Abstract

Background. Malnutrition can lead to chronic disease especially in vulnerable population. This study is to explore the extent of the malnutrition problem in community Chinese elderly and its associating factors in Hong Kong. Method. This is a cross-sectional study using structured interview with 7-day food frequency questionnaires. 1960 men and 1954 women aged 65 or above were recruited from the community. Results. Less than half of the participants fulfilled the recommended intake level of the others. Less than 10% of participants met the daily requirement of fibre, Calcium, Vitamin D, Iodine, and Copper. 22.32% of male participants and 6.21% of female participants have cholesterol intake exceeding the recommended upper level. 41.19% men and 28.99% women exceeded the upper level of fat percentage of total energy. Educational level was demonstrated to have a consistent positive association with the adequate intake in most nutrients. Single or divorced marital status is a risk factor in over-intake of saturated fatty acid in men and under-intake in Zinc and meat in women. Conclusion. Our study has shown the serious malnutrition problem in a wide range of nutrients in community Chinese elderly in Hong Kong.

1. Introduction

Nutrition is vital for healthy ageing.
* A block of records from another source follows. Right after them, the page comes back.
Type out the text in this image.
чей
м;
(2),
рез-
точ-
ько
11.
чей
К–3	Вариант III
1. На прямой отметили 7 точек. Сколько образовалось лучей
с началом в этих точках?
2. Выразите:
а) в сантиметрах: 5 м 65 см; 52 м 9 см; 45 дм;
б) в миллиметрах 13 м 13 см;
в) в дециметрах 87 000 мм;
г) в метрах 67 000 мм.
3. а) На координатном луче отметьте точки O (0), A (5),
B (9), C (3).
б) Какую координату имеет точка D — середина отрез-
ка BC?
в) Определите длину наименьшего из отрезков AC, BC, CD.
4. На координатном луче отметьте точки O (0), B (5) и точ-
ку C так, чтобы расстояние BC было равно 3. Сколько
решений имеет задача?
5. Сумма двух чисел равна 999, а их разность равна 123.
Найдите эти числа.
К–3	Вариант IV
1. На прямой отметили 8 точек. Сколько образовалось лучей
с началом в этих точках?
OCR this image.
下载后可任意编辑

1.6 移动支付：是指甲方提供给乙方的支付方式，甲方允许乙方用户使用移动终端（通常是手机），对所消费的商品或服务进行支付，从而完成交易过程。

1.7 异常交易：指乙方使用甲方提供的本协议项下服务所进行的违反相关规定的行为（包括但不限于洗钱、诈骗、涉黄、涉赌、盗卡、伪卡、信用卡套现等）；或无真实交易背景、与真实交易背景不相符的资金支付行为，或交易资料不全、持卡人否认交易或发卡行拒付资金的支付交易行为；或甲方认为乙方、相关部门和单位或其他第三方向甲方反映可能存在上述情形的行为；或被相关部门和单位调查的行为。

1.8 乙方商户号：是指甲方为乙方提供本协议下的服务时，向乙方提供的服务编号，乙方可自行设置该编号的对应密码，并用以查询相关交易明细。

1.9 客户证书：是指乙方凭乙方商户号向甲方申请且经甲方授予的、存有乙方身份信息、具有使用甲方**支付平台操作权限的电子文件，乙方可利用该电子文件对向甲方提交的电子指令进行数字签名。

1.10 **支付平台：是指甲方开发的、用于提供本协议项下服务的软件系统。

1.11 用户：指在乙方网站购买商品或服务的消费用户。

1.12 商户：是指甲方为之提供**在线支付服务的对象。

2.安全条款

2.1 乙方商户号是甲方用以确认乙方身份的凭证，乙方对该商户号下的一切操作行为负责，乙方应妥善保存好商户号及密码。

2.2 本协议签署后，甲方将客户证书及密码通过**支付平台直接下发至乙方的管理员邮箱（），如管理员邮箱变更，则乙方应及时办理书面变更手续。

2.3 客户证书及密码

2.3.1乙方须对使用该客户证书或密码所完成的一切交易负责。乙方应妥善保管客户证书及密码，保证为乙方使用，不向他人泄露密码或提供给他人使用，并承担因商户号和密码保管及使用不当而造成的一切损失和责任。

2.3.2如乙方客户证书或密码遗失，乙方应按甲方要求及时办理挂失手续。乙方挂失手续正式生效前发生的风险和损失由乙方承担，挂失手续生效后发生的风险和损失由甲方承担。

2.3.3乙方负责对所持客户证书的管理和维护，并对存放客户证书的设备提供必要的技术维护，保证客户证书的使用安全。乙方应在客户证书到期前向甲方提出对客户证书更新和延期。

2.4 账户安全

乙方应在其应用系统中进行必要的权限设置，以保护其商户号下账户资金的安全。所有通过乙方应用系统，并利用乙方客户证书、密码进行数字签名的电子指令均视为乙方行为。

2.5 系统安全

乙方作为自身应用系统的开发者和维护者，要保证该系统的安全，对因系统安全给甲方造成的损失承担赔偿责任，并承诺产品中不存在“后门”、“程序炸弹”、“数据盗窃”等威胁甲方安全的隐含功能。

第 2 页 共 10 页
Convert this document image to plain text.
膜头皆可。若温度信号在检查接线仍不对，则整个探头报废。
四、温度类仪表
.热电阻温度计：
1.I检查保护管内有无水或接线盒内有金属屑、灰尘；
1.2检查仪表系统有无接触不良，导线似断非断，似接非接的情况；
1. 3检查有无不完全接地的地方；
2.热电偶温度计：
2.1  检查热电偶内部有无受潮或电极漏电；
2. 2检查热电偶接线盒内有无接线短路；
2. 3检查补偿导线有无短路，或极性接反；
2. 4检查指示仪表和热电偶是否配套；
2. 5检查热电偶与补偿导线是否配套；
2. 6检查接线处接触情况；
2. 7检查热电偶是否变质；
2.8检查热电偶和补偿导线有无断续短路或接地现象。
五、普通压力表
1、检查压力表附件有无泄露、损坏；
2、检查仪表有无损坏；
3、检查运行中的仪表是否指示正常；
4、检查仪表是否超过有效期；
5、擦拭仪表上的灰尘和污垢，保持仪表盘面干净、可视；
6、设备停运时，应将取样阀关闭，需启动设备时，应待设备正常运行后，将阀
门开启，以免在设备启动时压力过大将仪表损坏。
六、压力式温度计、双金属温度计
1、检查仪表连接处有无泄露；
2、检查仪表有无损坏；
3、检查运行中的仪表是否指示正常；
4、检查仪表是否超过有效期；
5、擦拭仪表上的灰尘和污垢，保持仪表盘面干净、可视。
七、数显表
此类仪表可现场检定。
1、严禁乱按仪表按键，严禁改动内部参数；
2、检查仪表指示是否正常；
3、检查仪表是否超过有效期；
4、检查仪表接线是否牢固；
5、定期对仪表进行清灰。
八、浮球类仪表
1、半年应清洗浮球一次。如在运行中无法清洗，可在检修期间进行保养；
Inappropriate diet is associated with different illnesses such as cancer, stroke, ischaemic heart disease, diabetic mellitus, and osteoporosis irrespective of the sex and ethnicity [1]. Previous studies have shown that the Mediterranean diet helped to reduce risk of cancer, which suggested that increasing fruit and vegetable consumption and decreasing meat intake would have a protective effect against cancer [2]. Another study also showed a strong protective effect of fibre, Vitamin C, and carotene as well as positive association between dietary fat intake and breast cancer amongst the Chinese [3]. A systematic review showed that diets with nonhydrogenated unsaturated fat, as the major forms of fat intake, whole grain, as the major form of carbohydrate along with high intake of fruits and vegetables, as well as adequate omega-3 fatty acid had a significant protection effect against cardiovascular diseases [4]. Another study in China showed that hyperlipidemia was positively associated with total energy, total fat, and saturated fatty acid intake and negatively associated with fibre intake [5]. A previous local study in Hong Kong found reduced mortality with increased fish uptake [6]. Inappropriate nutrient intake is not only confined to developing countries, but is also common amongst elderly in high income countries [7]. It is a global health issue closely related to socioeconomic transition and social disparity [7, 8]. Both over- and undernutrition can exist at the same time in the same country among different socioeconomic classes [7, 8]. This leads to differentials in mortality and morbidity in a population especially in the vulnerable groups such as elderly.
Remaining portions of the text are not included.